I would welcome a patch to make them run as part of the GitHub process, but we already have a Travis CI setup https://travis-ci.org/github/google/starlark-go that should do exactly that. Perhaps I just need to expand the list of packages to test? I will investigate.

Please do give the new package a critical evaluation. It is not too late to change anything.

alandonovan commented 3 years ago

@jayconrod ping for review

pims commented 3 years ago

A short experience report on attempting to use the new lib/proto:

I first tried to use star2proto without any modifications. I created foo.proto

syntax = "proto3";

option go_package = "github.com/pims/proto-experiments/search";

message SearchRequest {
  string query = 1;
  int32 page_number = 2;
  int32 result_per_page = 3;
}
# foo.star
foo = proto.file("foo.proto")

result = foo.SearchRequest(
     query = "cute animals",
     page_number = 2,
     result_per_page = 3,
)
$ star2proto --output=json foo.star
star2proto: Traceback (most recent call last):
  foo.star:2:17: in <toplevel>
  <builtin>: in proto.file
Error: proto: not found

I guess I need to use the --descriptors flag. A quick google search and I now have a descriptor set for foo.proto:

 protoc --descriptor_set_out=foo.fds foo.proto
$ star2proto --descriptors=foo.fds --output=json foo.star
{
  "query": "cute animals",
  "pageNumber": 2,
  "resultPerPage": 3
}

Off to a good start 🎉

Reading through the code in proto_test.go, I realize that if I import a go package containing a foo.pb.go and foo.proto, and copy the package directory where my foo.star script currently resides, I can skip the --descriptors flag and get the same output:

--- a/lib/proto/cmd/star2proto/star2proto.go
+++ b/lib/proto/cmd/star2proto/star2proto.go
@@ -18,6 +18,7 @@ import (
        "os"
        "strings"

@@ -29,6 +30,13 @@ import (
        "google.golang.org/protobuf/reflect/protoreflect"
        "google.golang.org/protobuf/reflect/protoregistry"
        "google.golang.org/protobuf/types/descriptorpb"
+
+       _ "gitHub.com/pims/proto-experiments/search"
$ star2proto --output=json foo.star
{
  "query": "cute animals",
  "pageNumber": 2,
  "resultPerPage": 3
}

At this point, I get really excited about all the tooling I can build around Envoy/Kubernetes, inspired by http://github.com/stripe/skycfg/

And this is where I run into some frustrating issues. Let's import a few kubernetes-api packages:

+
+       _ "k8s.io/api/apps/v1"
+       _ "k8s.io/api/core/v1"
+       _ "k8s.io/apimachinery/pkg/apis/meta/v1"
+       _ "k8s.io/apimachinery/pkg/runtime"
+       _ "k8s.io/apimachinery/pkg/runtime/schema"
+       _ "k8s.io/apimachinery/pkg/util/intstr"

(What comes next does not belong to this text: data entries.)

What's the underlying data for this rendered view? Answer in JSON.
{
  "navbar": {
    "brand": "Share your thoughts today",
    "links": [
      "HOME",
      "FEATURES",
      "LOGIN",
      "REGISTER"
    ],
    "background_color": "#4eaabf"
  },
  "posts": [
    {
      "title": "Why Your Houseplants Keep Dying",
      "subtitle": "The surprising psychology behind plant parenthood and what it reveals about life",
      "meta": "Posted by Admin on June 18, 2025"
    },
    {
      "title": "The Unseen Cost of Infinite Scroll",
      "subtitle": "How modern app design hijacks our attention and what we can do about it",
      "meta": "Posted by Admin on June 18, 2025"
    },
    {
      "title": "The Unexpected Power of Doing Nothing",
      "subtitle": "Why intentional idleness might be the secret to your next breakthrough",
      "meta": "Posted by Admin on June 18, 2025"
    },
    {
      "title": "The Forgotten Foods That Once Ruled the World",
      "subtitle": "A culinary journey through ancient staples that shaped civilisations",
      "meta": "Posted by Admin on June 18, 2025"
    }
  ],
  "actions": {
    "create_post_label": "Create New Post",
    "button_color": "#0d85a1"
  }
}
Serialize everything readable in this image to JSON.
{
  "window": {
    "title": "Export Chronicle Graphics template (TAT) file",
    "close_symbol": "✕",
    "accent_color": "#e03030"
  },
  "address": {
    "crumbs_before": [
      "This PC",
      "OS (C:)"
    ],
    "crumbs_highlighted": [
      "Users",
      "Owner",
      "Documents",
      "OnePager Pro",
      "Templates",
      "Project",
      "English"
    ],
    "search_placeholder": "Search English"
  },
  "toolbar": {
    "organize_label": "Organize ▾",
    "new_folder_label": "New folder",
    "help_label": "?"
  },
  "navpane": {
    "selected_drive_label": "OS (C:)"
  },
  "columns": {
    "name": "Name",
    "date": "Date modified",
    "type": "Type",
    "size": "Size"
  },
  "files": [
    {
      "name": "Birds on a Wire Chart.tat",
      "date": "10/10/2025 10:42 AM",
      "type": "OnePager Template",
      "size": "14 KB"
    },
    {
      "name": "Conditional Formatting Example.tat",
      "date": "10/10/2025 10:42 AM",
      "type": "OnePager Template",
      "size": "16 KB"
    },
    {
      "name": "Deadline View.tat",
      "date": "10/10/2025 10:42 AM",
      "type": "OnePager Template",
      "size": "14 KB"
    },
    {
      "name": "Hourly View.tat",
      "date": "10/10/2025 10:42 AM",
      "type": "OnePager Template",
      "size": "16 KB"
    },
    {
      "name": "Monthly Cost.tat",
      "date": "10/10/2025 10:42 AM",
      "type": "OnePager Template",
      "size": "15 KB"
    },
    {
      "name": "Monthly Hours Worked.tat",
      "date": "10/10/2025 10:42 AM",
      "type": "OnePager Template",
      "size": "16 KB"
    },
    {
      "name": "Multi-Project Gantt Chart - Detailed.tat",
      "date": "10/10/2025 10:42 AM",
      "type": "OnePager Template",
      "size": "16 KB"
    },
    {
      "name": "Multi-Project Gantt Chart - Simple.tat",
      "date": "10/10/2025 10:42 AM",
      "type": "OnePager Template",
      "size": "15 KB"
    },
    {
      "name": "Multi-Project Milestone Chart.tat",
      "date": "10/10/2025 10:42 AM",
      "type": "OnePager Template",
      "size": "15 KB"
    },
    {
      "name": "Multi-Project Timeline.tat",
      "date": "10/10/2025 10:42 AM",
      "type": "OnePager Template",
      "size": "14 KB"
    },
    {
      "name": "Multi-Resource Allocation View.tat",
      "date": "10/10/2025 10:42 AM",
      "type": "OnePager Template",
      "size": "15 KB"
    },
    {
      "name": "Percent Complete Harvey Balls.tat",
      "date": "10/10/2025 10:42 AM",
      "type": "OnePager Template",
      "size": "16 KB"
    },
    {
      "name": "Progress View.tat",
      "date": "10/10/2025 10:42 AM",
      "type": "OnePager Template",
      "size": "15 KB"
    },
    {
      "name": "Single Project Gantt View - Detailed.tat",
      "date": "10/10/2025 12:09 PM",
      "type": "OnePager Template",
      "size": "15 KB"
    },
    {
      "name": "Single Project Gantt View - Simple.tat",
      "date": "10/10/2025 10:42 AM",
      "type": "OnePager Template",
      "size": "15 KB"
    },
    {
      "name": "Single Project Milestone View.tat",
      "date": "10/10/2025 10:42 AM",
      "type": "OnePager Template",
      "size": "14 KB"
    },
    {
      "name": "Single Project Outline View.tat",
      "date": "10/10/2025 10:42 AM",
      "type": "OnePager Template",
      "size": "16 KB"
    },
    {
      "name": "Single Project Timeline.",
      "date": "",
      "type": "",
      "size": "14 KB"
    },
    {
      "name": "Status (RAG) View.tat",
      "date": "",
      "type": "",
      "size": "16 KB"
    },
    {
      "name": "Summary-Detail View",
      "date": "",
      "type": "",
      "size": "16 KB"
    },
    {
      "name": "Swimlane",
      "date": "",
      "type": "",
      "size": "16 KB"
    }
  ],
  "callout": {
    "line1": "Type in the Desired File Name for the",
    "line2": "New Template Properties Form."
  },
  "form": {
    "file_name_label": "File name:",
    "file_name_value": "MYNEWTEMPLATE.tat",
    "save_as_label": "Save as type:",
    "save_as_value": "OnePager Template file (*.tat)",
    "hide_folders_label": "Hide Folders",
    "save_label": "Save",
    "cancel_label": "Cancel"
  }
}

Let's clone https://github.com/kubernetes/api to have all *.proto files next to my foo.star script, which I updated to contain the following:

core_v1 = proto.file("kubernetes-api/api/core/v1/generated.proto")

result = core_v1.AWSElasticBlockStoreVolumeSource(
     volumeID="10",
)
├── foo.fds
├── foo.pb.go
├── foo.proto
├── foo.star
└── kubernetes-api
    ├── core
    │   └── v1
    │       └── generated.proto
$ star2proto --output=json foo.star
star2proto: Traceback (most recent call last):
  foo.star:2:21: in <toplevel>
  <builtin>: in proto.file
Error: proto: not found

Let's add some logs in star2proto.go to list the protobuf packages auto-registered after being imported:

@@ -59,6 +67,11 @@ func main() {
        // (very few in star2proto, e.g. descriptorpb itself).
        pool := protoregistry.GlobalFiles

+       pool.RangeFiles(func(fd protoreflect.FileDescriptor) bool {
+               fmt.Println(fd.FullName())
+               return true
+       })

Let's run the same script and see what gets printed:

$ star2proto --output=json foo.star
google.protobuf
❓ why am I not seeing the k8s packages here?
star2proto: Traceback (most recent call last):
  foo.star:2:21: in <toplevel>
  <builtin>: in proto.file
Error: proto: not found

and this is where I'm currently stuck. The kubernetes *.proto files have a larger set of dependencies/imports, so it's possible that I'm missing a _ "k8s.io/missing-package-name/here" import in star2proto.go.

Next step is to regenerate the k8s-api from the proto files, to see if it's a protobuf version mismatch.

On the positive side: syntax = "proto3"; works and oneOf too 😃